Although there were differences among cultivars in root yield, RWST and partial profit margins, the general lack interactions of cultivar with harvest date as well as with N rate, suggests that growers do not need to adjust these management practices based on the cultivar grown. Due to the contrasting response of root yield and RSWT to applied N, it is critical that partial profit margins are used to determine optimal fertilizer rates. Applying fertilizer N at a rate that maximizes root yield would have resulted in over-application and up to $450 ha−1 loss in profits.
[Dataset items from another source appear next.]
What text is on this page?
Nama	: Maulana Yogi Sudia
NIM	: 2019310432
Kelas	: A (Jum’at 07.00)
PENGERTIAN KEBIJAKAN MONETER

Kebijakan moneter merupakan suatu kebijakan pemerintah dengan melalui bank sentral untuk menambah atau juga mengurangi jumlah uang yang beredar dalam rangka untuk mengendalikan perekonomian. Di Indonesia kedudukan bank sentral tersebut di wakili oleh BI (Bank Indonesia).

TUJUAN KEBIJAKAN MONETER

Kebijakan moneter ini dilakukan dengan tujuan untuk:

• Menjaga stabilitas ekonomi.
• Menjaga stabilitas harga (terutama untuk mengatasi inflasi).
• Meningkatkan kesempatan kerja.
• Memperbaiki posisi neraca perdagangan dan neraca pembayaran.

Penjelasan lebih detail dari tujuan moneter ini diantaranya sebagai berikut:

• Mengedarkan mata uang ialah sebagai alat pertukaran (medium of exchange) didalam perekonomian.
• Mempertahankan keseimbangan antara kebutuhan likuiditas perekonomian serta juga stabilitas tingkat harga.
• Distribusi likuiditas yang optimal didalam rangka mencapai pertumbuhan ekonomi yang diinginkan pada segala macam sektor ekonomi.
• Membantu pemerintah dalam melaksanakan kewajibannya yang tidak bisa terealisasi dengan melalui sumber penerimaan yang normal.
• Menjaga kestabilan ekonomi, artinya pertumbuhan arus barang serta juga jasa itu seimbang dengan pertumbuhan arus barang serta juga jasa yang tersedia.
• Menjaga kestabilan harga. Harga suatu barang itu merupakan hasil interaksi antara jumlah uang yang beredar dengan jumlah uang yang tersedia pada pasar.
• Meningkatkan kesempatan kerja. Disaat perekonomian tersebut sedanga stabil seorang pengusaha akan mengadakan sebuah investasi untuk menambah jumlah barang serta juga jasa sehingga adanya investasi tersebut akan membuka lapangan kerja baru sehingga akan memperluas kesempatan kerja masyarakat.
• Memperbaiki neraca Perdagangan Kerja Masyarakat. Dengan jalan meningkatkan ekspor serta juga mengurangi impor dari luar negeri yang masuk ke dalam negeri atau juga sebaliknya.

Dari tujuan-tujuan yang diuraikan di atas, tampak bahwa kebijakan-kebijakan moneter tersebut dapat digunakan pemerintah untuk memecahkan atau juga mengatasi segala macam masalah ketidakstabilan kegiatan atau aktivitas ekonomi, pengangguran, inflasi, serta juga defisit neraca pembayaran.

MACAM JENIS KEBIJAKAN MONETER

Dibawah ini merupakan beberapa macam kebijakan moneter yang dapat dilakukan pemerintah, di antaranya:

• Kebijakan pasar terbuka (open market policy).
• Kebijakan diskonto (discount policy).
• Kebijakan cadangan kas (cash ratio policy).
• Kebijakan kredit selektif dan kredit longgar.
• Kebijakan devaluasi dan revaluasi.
Optical sensors were not effective in predicting the need nor quantity of in-season fertilizer N; and hence are not recommended for this purpose. It is not known if this lack of relationship was due to crop characteristics, inherent high soil fertility and (or) the predictive capacity of the optical sensors tested. Future research assessing the applicability of optical sensors as a decision tool to modify the quantity of in-season fertilizer N applied to sugarbeet is necessary.
Notes
[1] 1Supplementary data are available with the article at https://doi.org/10.1139/cjps-2021-0101.
Acknowledgements
The authors are grateful to the Ontario Sugarbeet Growers Association, Michigan Sugar Company Inc. and the Ontario Ministry of Agriculture, Food and Rural Affairs (OMAFRA), through the Ontario Agri-Food Innovation Alliance as well as MSC for in-kind quality analysis. We wish to acknowledge our grower cooperator for accommodating this research on farm and Mike Zink, Sean Vink and undergraduate students for their great work in the field and lab.